Asıl/birleşen davalı vekili, müvekkilinin davacının şirketinde çalıştığını, sözkonusu senet bedelinin davacı tarafından ödendiği iddiasının gerçekdışı olup, ileride müvekkiline ödeneceği inancıyla müvekkili tarafından davadışı İ.. T.." e ödendiğini, senet arkasında İ.. T.." in buna dair yazı da yazdığını, müvekkilinin iyiniyetli 3. kişi olduğunu, davacının iddialarını yazılı belge ile ispatlaması gerektiğini beyanla, davanın reddini talep etmiştir.
Mahkemece yapılan yargılama sonucunda; gerek dosya içindeki toplanan delillerden ve gerekse tanık anlatımlarından borç ilişkisinin gerçek olduğu sonucuna varılması, temlik iddialarının ispatlanamamış olması ve geçerli bir senedin varlığı gözönüne alınarak, ispatlamayan davanın reddine karar verilmiş, hüküm asıl ve birleşen davacılar vekillerince temyiz edilmiştir.
Asıl ve birleşen davalar, icra takibine konu olan bonodan dolayı menfi tespit istemine ilişkindir.

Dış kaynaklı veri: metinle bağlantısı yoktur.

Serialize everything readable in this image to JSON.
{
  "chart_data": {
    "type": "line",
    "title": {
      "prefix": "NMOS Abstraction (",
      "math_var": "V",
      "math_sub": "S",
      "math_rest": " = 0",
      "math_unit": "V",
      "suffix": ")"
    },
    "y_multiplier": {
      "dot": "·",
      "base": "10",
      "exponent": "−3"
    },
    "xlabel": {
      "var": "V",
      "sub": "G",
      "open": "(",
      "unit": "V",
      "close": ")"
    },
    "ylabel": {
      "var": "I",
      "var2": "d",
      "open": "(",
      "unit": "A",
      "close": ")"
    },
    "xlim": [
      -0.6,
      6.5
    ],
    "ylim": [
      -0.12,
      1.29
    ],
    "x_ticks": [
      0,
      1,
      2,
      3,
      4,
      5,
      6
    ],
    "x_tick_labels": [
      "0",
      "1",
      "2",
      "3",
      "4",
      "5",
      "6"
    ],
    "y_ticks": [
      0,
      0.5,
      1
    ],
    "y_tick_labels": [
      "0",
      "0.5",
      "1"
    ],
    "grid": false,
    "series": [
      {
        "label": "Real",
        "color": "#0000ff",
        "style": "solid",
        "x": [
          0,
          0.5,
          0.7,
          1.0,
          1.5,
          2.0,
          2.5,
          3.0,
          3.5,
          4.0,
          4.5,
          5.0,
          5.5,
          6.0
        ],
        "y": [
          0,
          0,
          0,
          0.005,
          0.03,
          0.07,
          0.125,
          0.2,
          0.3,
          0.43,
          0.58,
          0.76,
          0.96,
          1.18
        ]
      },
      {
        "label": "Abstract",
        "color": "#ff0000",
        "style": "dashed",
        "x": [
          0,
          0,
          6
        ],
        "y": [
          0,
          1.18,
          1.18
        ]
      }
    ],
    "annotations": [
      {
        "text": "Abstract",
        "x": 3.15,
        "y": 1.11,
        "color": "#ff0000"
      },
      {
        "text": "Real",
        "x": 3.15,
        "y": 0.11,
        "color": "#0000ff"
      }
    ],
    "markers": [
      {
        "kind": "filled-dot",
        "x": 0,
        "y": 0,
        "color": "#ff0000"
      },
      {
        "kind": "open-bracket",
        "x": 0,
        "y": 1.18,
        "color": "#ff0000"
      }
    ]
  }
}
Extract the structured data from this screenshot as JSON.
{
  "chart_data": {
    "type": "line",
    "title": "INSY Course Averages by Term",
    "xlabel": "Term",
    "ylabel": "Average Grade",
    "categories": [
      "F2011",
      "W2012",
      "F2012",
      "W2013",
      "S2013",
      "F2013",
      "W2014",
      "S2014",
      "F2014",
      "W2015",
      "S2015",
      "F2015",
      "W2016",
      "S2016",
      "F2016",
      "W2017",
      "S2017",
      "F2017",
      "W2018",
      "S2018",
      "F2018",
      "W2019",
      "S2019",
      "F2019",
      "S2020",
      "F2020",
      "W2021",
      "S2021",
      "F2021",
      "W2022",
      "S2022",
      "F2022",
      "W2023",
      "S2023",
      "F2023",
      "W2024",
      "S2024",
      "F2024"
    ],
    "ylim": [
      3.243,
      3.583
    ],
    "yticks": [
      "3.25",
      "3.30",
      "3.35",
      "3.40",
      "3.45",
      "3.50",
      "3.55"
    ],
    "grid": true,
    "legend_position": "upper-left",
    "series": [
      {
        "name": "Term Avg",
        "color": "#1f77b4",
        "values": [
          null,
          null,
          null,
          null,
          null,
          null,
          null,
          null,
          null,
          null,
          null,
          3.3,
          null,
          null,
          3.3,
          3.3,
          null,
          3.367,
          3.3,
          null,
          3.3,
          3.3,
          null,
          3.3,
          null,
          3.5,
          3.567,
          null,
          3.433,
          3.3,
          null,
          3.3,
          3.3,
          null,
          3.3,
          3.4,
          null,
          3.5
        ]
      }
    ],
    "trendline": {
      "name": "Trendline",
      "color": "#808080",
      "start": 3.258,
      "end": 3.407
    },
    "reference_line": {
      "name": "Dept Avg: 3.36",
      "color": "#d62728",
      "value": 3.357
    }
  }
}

Takibe konu bonoda asıl ve birleşen dava davacılarının keşideci konumunda oldukları, lehtarının davadışı İ.. T.., takip alacaklısı hamilin ise davalı H.. T.. olduğu anlaşılmaktadır. Kambiyo senetlerine karşı bedelsizlik iddiasının yazılı belge ile kanıtlanması gerekir. Davacılar, .. tarihli taahhütname ve ..tarihli protokol başlıklı belgeler sunmuşlardır. Mahkemece belgelerin asılları getirtilip, imza itirazları incelenerek kambiyo senedi üzerindeki etkisi üzerinde de durularak sonucuna göre bir karar verilmesi gerekirken, eksik inceleme ile yazılı şekilde karar verilmesi doğru olmamış, mahkeme kararının bozulması gerekmiştir.
SONUÇ: Yukarıda açıklanan nedenlerle hükmün asıl ve birleşen dava davacıları yararına BOZULMASINA, peşin harcın istek halinde iadesine, .. gününde oybirliğiyle karar verildi.